Comprehensive Analysis of Provenance-Based APT Detection: An Evaluation-First Modeling Perspective

İpekbayrak, Mustafa; Gürkaş Aydın, GÜLSÜM

doi:10.33187/jmsm.1825484

Comprehensive Analysis of Provenance-Based APT Detection: An Evaluation-First Modeling Perspective

İpekbayrak M., Gürkaş Aydın G. Z.

Journal of mathematical sciences and modelling (Online), sa.Advanced Online Publication, ss.13-26, 2026 (TRDizin)

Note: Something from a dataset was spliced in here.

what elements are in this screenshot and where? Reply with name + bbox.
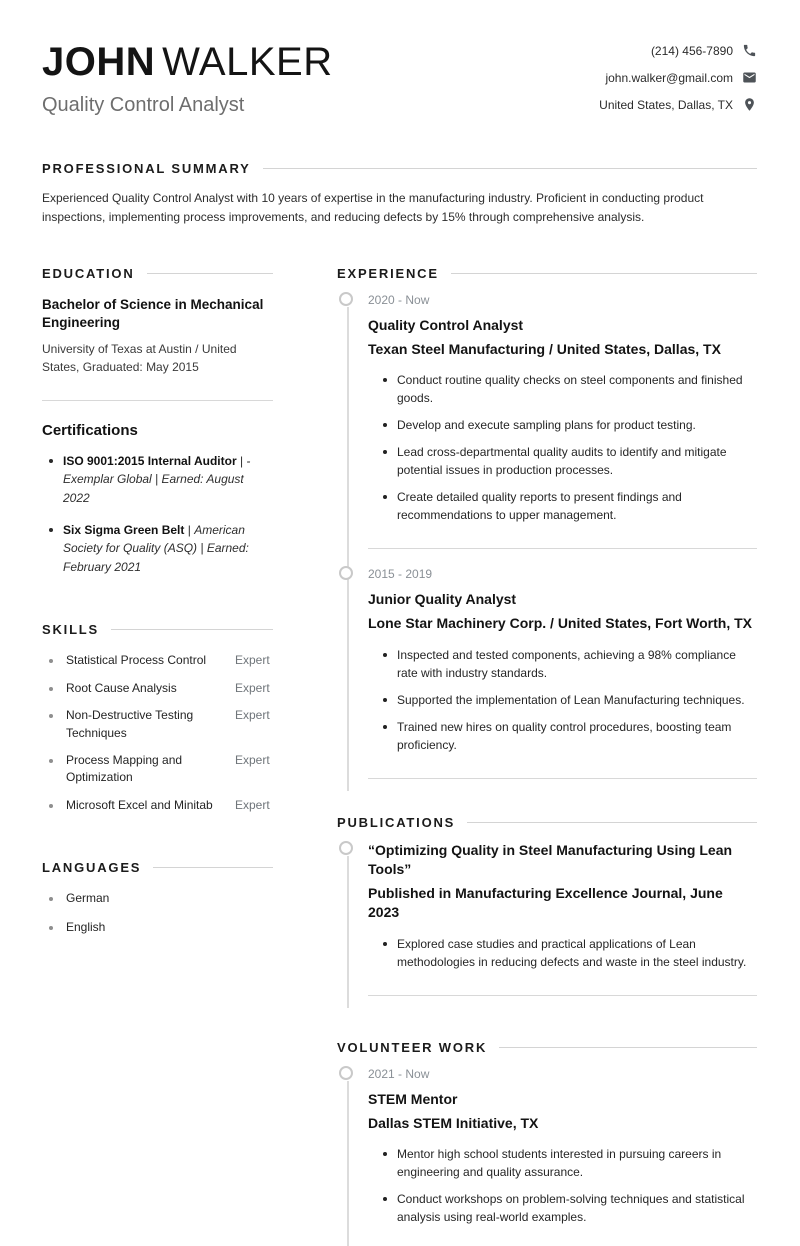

Yayın Türü: Makale / Tam Makale
Basım Tarihi: 2026
Doi Numarası: 10.33187/jmsm.1825484
Dergi Adı: Journal of mathematical sciences and modelling (Online)
Derginin Tarandığı İndeksler: Central & Eastern European Academic Source (CEEAS), Directory of Open Access Journals, TR DİZİN (ULAKBİM)
Sayfa Sayıları: ss.13-26
İstanbul Üniversitesi-Cerrahpaşa Adresli: Evet

Özet

Advanced Persistent Threats (APTs) are multi-stage campaigns whose stealthy activity can be surfaced using system-level provenance. Although many provenance-based intrusion detection systems (PIDS) have been proposed, their evaluations remain difficult to compare because studies report results at different granularities, use inconsistent stage language and metrics, and frequently omit the denominators needed to interpret campaign-level claims. This paper presents an evaluation-first perspective on peer-reviewed provenance-based APT detection research by synthesizing 76 studies published in 2017--2025, normalizing analysis and alerting to canonical evidence units (node, subgraph, and graph), aligning stage descriptions to a MITRE ATT&CK--consistent taxonomy, and tracing how methodological choices map to Security Operations Center (SOC) functions and analyst-facing outputs. The synthesis indicates that anomaly-driven learning dominates detection-oriented pipelines, while triage and storyline support center on node-level artifacts in one-twelfth of studies each (within the subset with mappable alert units), and it highlights pervasive reporting gaps in alert units, operational metrics, robustness testing, and end-to-end evaluation assumptions that limit reproducibility and operational interpretation. To enable campaign-level comparability, Campaign Recall (CR) is introduced as a standardized campaign-breadth measure with a reproducible denominator protocol grounded in observable stages derived from documented scenario mappings and an explicit evidence rule. Finally, leakage-aware evaluation guidance, dataset--metric compatibility notes, and a concise reporting checklist are provided to improve comparability and SOC relevance in future provenance-based APT detection studies.